The threat of violence in Nigeria’s volatile oil-producing Niger Delta has escalated after police said they would charge Moujahid Dokubo-Asari of the Niger Delta People’s Volunteer Force with treason.
Thousands of Shell employees at the company’s operations in the city of Port Harcourt vacated their workstations as a safety precaution, the company announced recently, after Asari supporters had threatened ”grave mayhem” following his arrest. Hundreds of soldiers and riot police are manning checkpoints in Nigeria’s oil capital.
Asari was detained on Tuesday because he had called for the break-up of Nigeria in an interview published in a newspaper. Police said that was grounds enough for charging him with treason, a capital offence.
Asari’s group seeks more control of oil resources for the Ijaw people, the biggest ethnic group in the Niger Delta.
Several hundred of his followers, armed with machetes and assault rifles blocked the main road in Port Harcourt on Wednesday and threatened to launch attacks on state agencies and oil flow stations if Asari was not released.

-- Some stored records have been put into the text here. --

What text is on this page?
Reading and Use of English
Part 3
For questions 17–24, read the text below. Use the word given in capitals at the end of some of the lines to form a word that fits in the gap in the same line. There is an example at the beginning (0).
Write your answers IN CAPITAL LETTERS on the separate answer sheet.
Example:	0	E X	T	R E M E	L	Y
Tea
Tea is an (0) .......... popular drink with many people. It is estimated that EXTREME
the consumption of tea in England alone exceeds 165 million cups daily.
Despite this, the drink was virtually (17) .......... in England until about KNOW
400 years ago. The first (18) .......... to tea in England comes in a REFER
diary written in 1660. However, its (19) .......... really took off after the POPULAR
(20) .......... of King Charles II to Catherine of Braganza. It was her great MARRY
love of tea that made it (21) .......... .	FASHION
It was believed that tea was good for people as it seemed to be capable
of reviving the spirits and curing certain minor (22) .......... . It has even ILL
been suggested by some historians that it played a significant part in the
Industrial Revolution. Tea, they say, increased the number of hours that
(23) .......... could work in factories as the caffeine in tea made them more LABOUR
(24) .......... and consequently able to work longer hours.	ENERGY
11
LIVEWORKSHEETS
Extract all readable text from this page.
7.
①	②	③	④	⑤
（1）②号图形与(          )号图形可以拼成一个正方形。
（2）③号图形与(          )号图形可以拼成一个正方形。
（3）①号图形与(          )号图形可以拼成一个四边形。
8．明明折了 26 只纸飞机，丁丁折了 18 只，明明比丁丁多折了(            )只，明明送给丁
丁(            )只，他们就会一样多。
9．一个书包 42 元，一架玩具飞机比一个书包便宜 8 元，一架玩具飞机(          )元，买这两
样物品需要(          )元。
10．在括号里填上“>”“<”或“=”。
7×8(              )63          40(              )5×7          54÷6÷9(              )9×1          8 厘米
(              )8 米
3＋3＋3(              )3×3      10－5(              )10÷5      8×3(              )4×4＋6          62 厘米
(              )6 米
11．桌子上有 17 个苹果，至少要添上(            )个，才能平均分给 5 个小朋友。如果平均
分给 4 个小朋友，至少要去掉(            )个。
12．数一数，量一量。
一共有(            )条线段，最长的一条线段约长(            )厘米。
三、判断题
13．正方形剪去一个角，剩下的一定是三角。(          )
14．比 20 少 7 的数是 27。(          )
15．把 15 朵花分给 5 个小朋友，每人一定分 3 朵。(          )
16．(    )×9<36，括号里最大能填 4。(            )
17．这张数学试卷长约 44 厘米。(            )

”We live through this sort of threat all the time, but no one is saying this should be taken lightly,” said Nigeria’s Junior Minister of Oil, Edmund Daukoru. Last year, threats by Asari to unleash a ”full-scale war” and target international oil firms helped send world oil prices to then-record levels of above $50 a barrel for the first time. In 2003, a bloody Niger Delta ethnic revolt shut down 40% of Nigeria’s oil output. The Delta accounts for most of Nigeria’s oil output of 2,4-million barrels a day.